Là, la théologienne que je suis est touchée, et a besoin de faire sens de cette métaphore. Ce que je vais brièvement développer sort du cadre de la fiction Kaamelott, et je sais bien que je vais outrepasser l’intention de la série avec mon propos (car une oeuvre ne dit pas plus que ce qu’elle dit, mais elle se laisse interpréter par chacun·e). Ainsi, le Graal est à Kaamelott, mais un Kaamelott vide et surtout dépossédé de sa table ronde – comme pour souligner qu’on est dans l’intime, et pas dans la gloriole chevaleresque. Dans la bouche d’Arthur, le Christ devient comme lui une personne souffrante et qui par cette souffrance même rendue visible cherche à faire culpabiliser celleux qui l’entourent. J’avoue que pour moi, cette phrase résonne (raisonne?) différemment.

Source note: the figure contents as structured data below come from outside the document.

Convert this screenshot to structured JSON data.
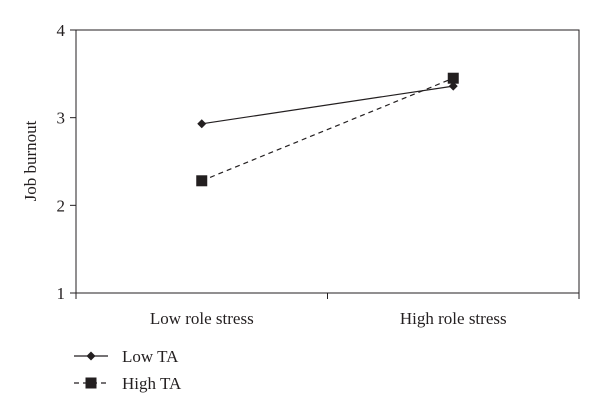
{
  "chart_data": {
    "type": "line",
    "title": "",
    "xlabel": "",
    "ylabel": "Job burnout",
    "categories": [
      "Low role stress",
      "High role stress"
    ],
    "ylim": [
      1,
      4
    ],
    "yticks": [
      "1",
      "2",
      "3",
      "4"
    ],
    "grid": false,
    "legend_position": "bottom-left",
    "series": [
      {
        "name": "Low TA",
        "values": [
          2.93,
          3.36
        ],
        "marker": "diamond",
        "line_style": "solid",
        "color": "#231f20"
      },
      {
        "name": "High TA",
        "values": [
          2.28,
          3.45
        ],
        "marker": "square",
        "line_style": "dashed",
        "color": "#231f20"
      }
    ]
  }
}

Cette phrase, je la comprends comme la réalisation que le Christ n’est décidément pas à chercher dans une quelconque relique, mais bien en celleux qui souffrent avant tout. Tous les suicidés sont le Christ. Car iels crient à l’unisson de ce Jésus sur la croix : « Eli, Eli ! Lema sabachthani ? Mon Dieu, mon Dieu ! Pourquoi m’as-tu abandonné·e ? » Quand on souffre, on est seul·e, il semble que personne ne pourra jamais comprendre. Reste Dieu, à qui l’on peut crier notre douleur, notre solitude. Reste Dieu, car même quand on croit que tout est néant, Dieu est là, malgré tout. Et Dieu souffre avec cellui qui souffre. Oui, Dieu est là plus qu’ailleurs, car plus rien ne le cache.
Toutes les baignoires sont le Graal. Voilà ce que tout·e chrétien·ne (et plus fondamentalement encore : tout être humain) est appelé·e à chercher : les baignoires, les récipients de désespoir et de solitude. Offrir une présence, pour qu’il ne vienne pas à l’esprit de cellui qui souffre de combler le vide par son propre sang.
Ainsi, au détour de la fiction, je retrouve le coeur de l’Evangile. Oui, le Vent souffle où il veut… Et au détour d’une brise venue de Bretagne, je sens les embruns de Galilée.
On ne trouve pas toujours ce que l’on est venu chercher, mais on peut découvrir l’inespéré, pour peu que l’on avance le regard curieux et le coeur grand ouvert.